Was so seit Jahren als selbstverständlich angesehen wird, erfordert von den Mitgliedern viel Zeit und enormen Einsatz. Scheidet ein Mitglied nach Jahren aus, hat es ein Dankeschön verdient.

Diesmal stand Manfred Krömer als langjähriger Vertreter des Musikvereins im Mittelpunkt der Vorstandsversammlung. Seit Oktober 1985 vertritt er das Interesse der Musiker mit Weitsicht bei der Koordinierung der Veranstaltungen und mit viel Fingerspitzengefühl. Für diesen Einsatz dankte Vorsitzender Karl Mones einem Mann, der bisher immer zur Stelle war, wenn er gebraucht wurde. Von 63 möglichen Arbeitssitzungen war Manfred Krömer bei 60 anwesend, nur dreimal fehlte er entschuldigt, betonte Mones in der Laudatio.

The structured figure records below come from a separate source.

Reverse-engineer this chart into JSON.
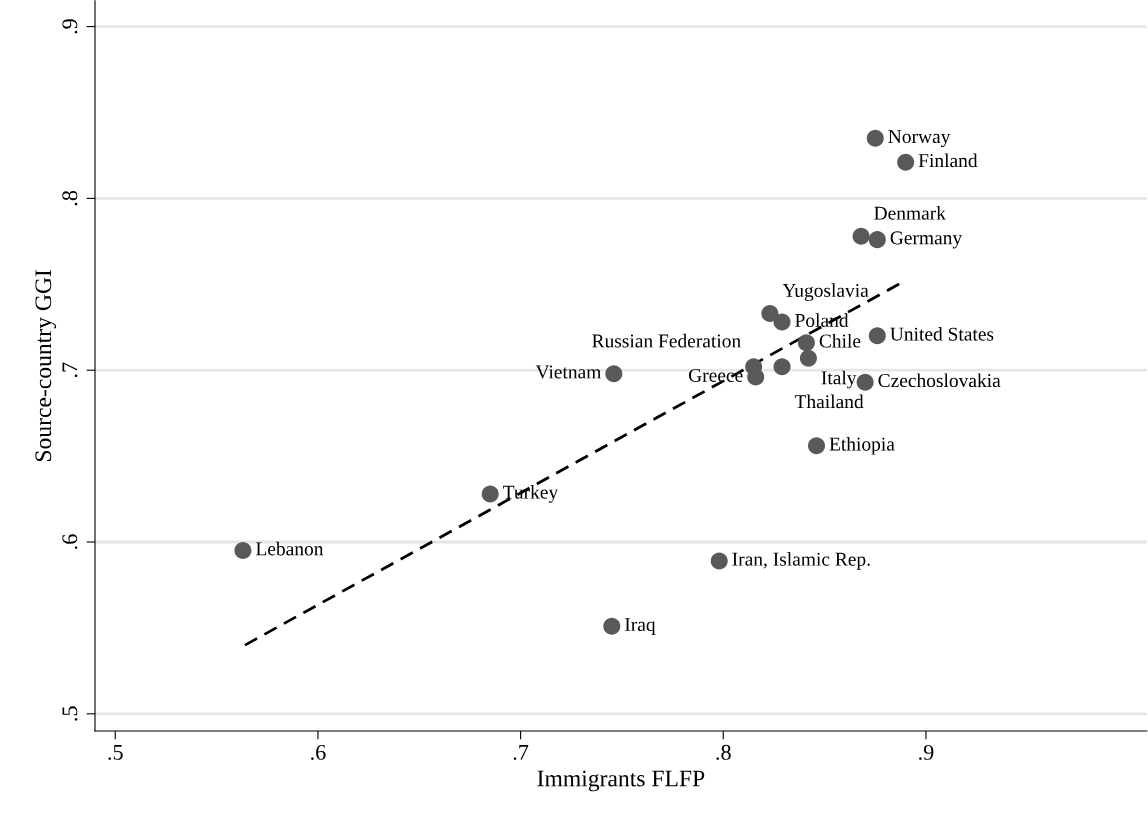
{
  "chart_data": {
    "type": "scatter",
    "xlabel": "Immigrants FLFP",
    "ylabel": "Source-country GGI",
    "xlim": [
      0.49,
      1.009
    ],
    "ylim": [
      0.49,
      0.915
    ],
    "xticks": [
      {
        "value": 0.5,
        "label": ".5"
      },
      {
        "value": 0.6,
        "label": ".6"
      },
      {
        "value": 0.7,
        "label": ".7"
      },
      {
        "value": 0.8,
        "label": ".8"
      },
      {
        "value": 0.9,
        "label": ".9"
      }
    ],
    "yticks": [
      {
        "value": 0.5,
        "label": ".5"
      },
      {
        "value": 0.6,
        "label": ".6"
      },
      {
        "value": 0.7,
        "label": ".7"
      },
      {
        "value": 0.8,
        "label": ".8"
      },
      {
        "value": 0.9,
        "label": ".9"
      }
    ],
    "grid": "y",
    "marker": "circle",
    "legend": false,
    "series": [
      {
        "color": "#595959",
        "x": [
          0.875,
          0.89,
          0.868,
          0.876,
          0.823,
          0.829,
          0.841,
          0.876,
          0.842,
          0.829,
          0.815,
          0.816,
          0.746,
          0.87,
          0.846,
          0.685,
          0.563,
          0.798,
          0.745
        ],
        "values": [
          0.835,
          0.821,
          0.778,
          0.776,
          0.733,
          0.728,
          0.716,
          0.72,
          0.707,
          0.702,
          0.702,
          0.696,
          0.698,
          0.693,
          0.656,
          0.628,
          0.595,
          0.589,
          0.551
        ]
      },
      {
        "type": "line",
        "color": "#000000",
        "line_style": "dashed",
        "marker": "none",
        "x": [
          0.564,
          0.888
        ],
        "values": [
          0.54,
          0.751
        ]
      }
    ],
    "annotations": [
      {
        "text": "Norway",
        "x": 0.875,
        "y": 0.835
      },
      {
        "text": "Finland",
        "x": 0.89,
        "y": 0.821
      },
      {
        "text": "Denmark",
        "x": 0.868,
        "y": 0.778
      },
      {
        "text": "Germany",
        "x": 0.876,
        "y": 0.776
      },
      {
        "text": "Yugoslavia",
        "x": 0.823,
        "y": 0.733
      },
      {
        "text": "Poland",
        "x": 0.829,
        "y": 0.728
      },
      {
        "text": "Chile",
        "x": 0.841,
        "y": 0.716
      },
      {
        "text": "United States",
        "x": 0.876,
        "y": 0.72
      },
      {
        "text": "Italy",
        "x": 0.842,
        "y": 0.707
      },
      {
        "text": "Thailand",
        "x": 0.829,
        "y": 0.702
      },
      {
        "text": "Russian Federation",
        "x": 0.815,
        "y": 0.702
      },
      {
        "text": "Greece",
        "x": 0.816,
        "y": 0.696
      },
      {
        "text": "Vietnam",
        "x": 0.746,
        "y": 0.698
      },
      {
        "text": "Czechoslovakia",
        "x": 0.87,
        "y": 0.693
      },
      {
        "text": "Ethiopia",
        "x": 0.846,
        "y": 0.656
      },
      {
        "text": "Turkey",
        "x": 0.685,
        "y": 0.628
      },
      {
        "text": "Lebanon",
        "x": 0.563,
        "y": 0.595
      },
      {
        "text": "Iran, Islamic Rep.",
        "x": 0.798,
        "y": 0.589
      },
      {
        "text": "Iraq",
        "x": 0.745,
        "y": 0.551
      }
    ]
  }
}
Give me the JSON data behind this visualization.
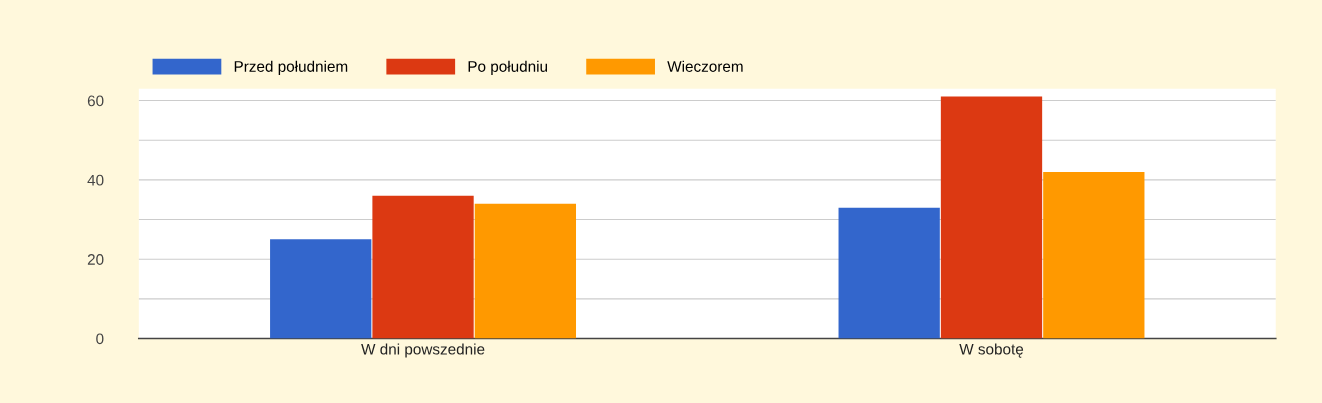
{
  "chart_data": {
    "type": "bar",
    "categories": [
      "W dni powszednie",
      "W sobotę"
    ],
    "series": [
      {
        "name": "Przed południem",
        "color": "#3366cc",
        "values": [
          25,
          33
        ]
      },
      {
        "name": "Po południu",
        "color": "#dc3912",
        "values": [
          36,
          61
        ]
      },
      {
        "name": "Wieczorem",
        "color": "#ff9900",
        "values": [
          34,
          42
        ]
      }
    ],
    "ylim": [
      0,
      63
    ],
    "yticks": [
      0,
      {
        "value": 10,
        "label": null
      },
      20,
      {
        "value": 30,
        "label": null
      },
      40,
      {
        "value": 50,
        "label": null
      },
      60
    ],
    "grid": "y",
    "legend": "top left"
  }
}
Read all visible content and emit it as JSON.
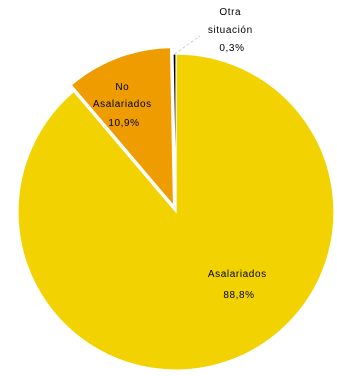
{
  "chart_data": {
    "type": "pie",
    "title": "",
    "slices": [
      {
        "name": "Asalariados",
        "label_lines": [
          "Asalariados",
          "88,8%"
        ],
        "value": 88.8,
        "color": "#F2D200"
      },
      {
        "name": "No Asalariados",
        "label_lines": [
          "No",
          "Asalariados",
          "10,9%"
        ],
        "value": 10.9,
        "color": "#EE9C00",
        "exploded": true
      },
      {
        "name": "Otra situación",
        "label_lines": [
          "Otra",
          "situación",
          "0,3%"
        ],
        "value": 0.3,
        "color": "#000000"
      }
    ],
    "legend": "none",
    "start": "top",
    "direction": "clockwise"
  }
}
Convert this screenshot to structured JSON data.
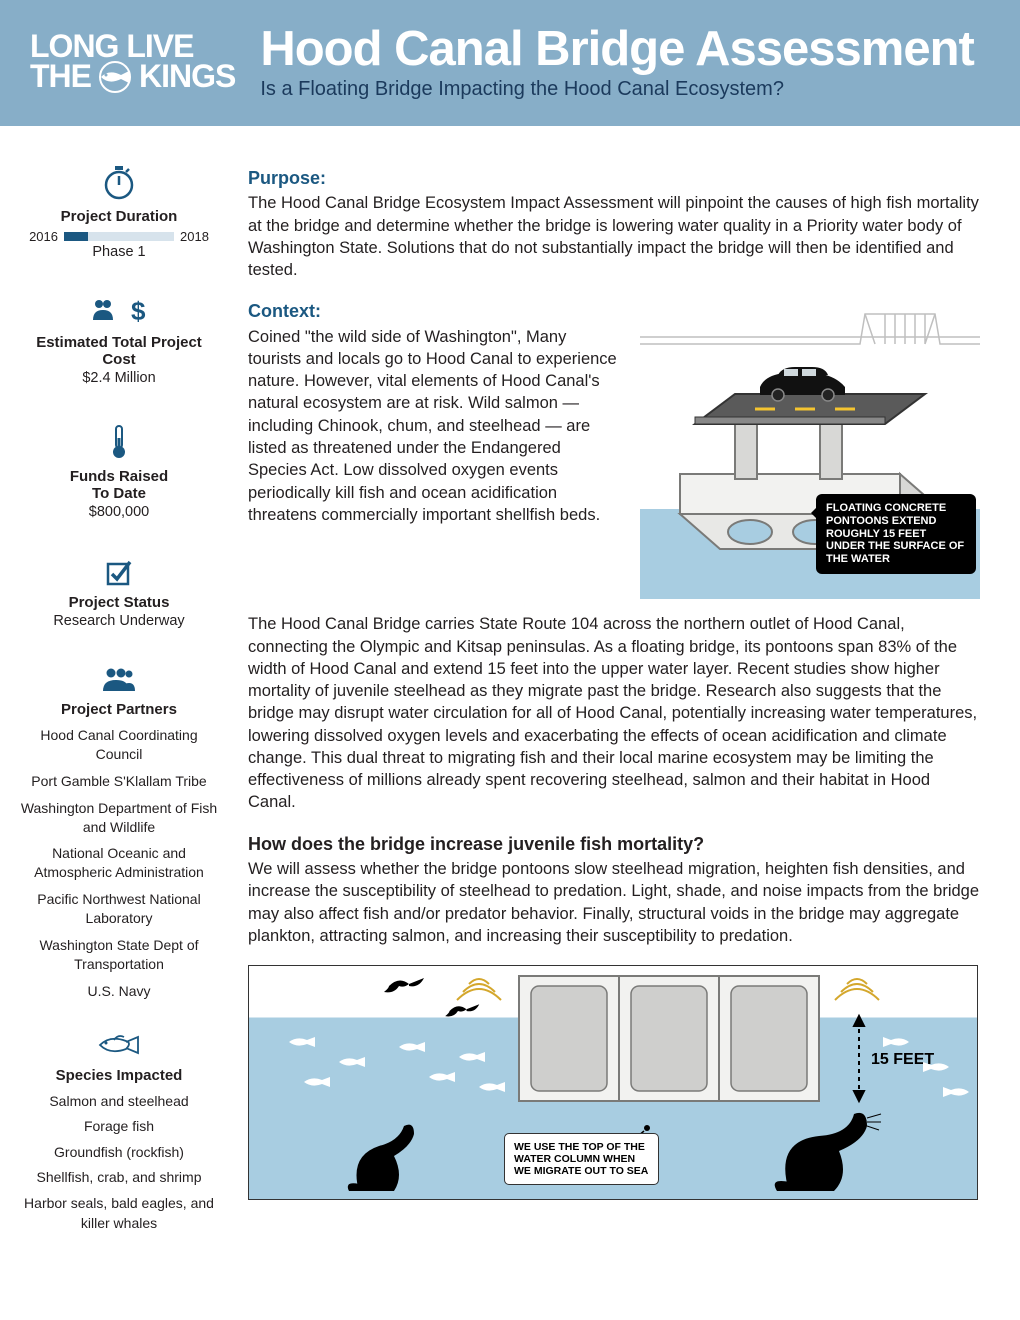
{
  "header": {
    "logo_line1": "LONG LIVE",
    "logo_line2a": "THE",
    "logo_line2b": "KINGS",
    "title": "Hood Canal Bridge Assessment",
    "subtitle": "Is a Floating Bridge Impacting the Hood Canal Ecosystem?"
  },
  "colors": {
    "header_bg": "#87aec8",
    "accent": "#1b5881",
    "water": "#a8cde1",
    "pontoon": "#e8e8e6",
    "pontoon_outline": "#7a7a78",
    "road": "#5a5a5a"
  },
  "sidebar": {
    "duration": {
      "heading": "Project Duration",
      "start": "2016",
      "end": "2018",
      "phase": "Phase 1",
      "fill_pct": 22
    },
    "cost": {
      "heading": "Estimated Total Project Cost",
      "value": "$2.4 Million"
    },
    "funds": {
      "heading": "Funds Raised To Date",
      "value": "$800,000"
    },
    "status": {
      "heading": "Project Status",
      "value": "Research Underway"
    },
    "partners": {
      "heading": "Project Partners",
      "items": [
        "Hood Canal Coordinating Council",
        "Port Gamble S'Klallam Tribe",
        "Washington Department of Fish and Wildlife",
        "National Oceanic and Atmospheric Administration",
        "Pacific Northwest National Laboratory",
        "Washington State Dept of Transportation",
        "U.S. Navy"
      ]
    },
    "species": {
      "heading": "Species Impacted",
      "items": [
        "Salmon and steelhead",
        "Forage fish",
        "Groundfish (rockfish)",
        "Shellfish, crab, and shrimp",
        "Harbor seals, bald eagles, and killer whales"
      ]
    }
  },
  "main": {
    "purpose_heading": "Purpose:",
    "purpose_body": "The Hood Canal Bridge Ecosystem Impact Assessment will pinpoint the causes of high fish mortality at the bridge and determine whether the bridge is lowering water quality in a Priority water body of Washington State. Solutions that do not substantially impact the bridge will then be identified and tested.",
    "context_heading": "Context:",
    "context_body1": "Coined \"the wild side of Washington\", Many tourists and locals go to Hood Canal to experience nature. However, vital elements of Hood Canal's natural ecosystem are at risk. Wild salmon — including Chinook, chum, and steelhead — are listed as threatened under the Endangered Species Act. Low dissolved oxygen events periodically kill fish and ocean acidification threatens commercially important shellfish beds.",
    "context_body2": "The Hood Canal Bridge carries State Route 104 across the northern outlet of Hood Canal, connecting the Olympic and Kitsap peninsulas. As a floating bridge, its pontoons span 83% of the width of Hood Canal and extend 15 feet into the upper water layer. Recent studies show higher mortality of juvenile steelhead as they migrate past the bridge. Research also suggests that the bridge may disrupt water circulation for all of Hood Canal, potentially increasing water temperatures, lowering dissolved oxygen levels and exacerbating the effects of ocean acidification and climate change. This dual threat to migrating fish and their local marine ecosystem may be limiting the effectiveness of millions already spent recovering steelhead, salmon and their habitat in Hood Canal.",
    "mortality_heading": "How does the bridge increase juvenile fish mortality?",
    "mortality_body": "We will assess whether the bridge pontoons slow steelhead migration, heighten fish densities, and increase the susceptibility of steelhead to predation. Light, shade, and noise impacts from the bridge may also affect fish and/or predator behavior. Finally, structural voids in the bridge may aggregate plankton, attracting salmon, and increasing their susceptibility to predation."
  },
  "diagram_top": {
    "callout": "FLOATING CONCRETE PONTOONS EXTEND ROUGHLY 15 FEET UNDER THE SURFACE OF THE WATER"
  },
  "diagram_bottom": {
    "depth_label": "15 FEET",
    "callout": "WE USE THE TOP OF THE WATER COLUMN WHEN WE MIGRATE OUT TO SEA"
  }
}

So ganz geht Manfred Krömer doch nicht. Er wird weiterhin mit Rat und Tat zur Seite stehen, wenn Hilfe nötig ist. Seine Arbeit übernahm Ursula Lowin. Am 12. März 1977 ging für die Granterather Bürger ein großer Wunsch in Erfüllung: die Einweihung der neuen Mehrzweckhalle zum kulturellen Zentrum und zum Mittelpunkt des aktiven Vereinslebens. Bereits am 30. Juni 1977 kam es zur Gründung der Vereinsgemeinschaft als Dachorganisation mit der Aufgabe, Veranstaltungen in der MZH zu koordinieren und Gemeinschaftsveranstaltungen zu organisieren.

Mit dieser Gemeinschaft lebte das Brauchtum Karneval wieder auf und ist inzwischen aus dem Veranstaltungskalender nicht mehr wegzudenken.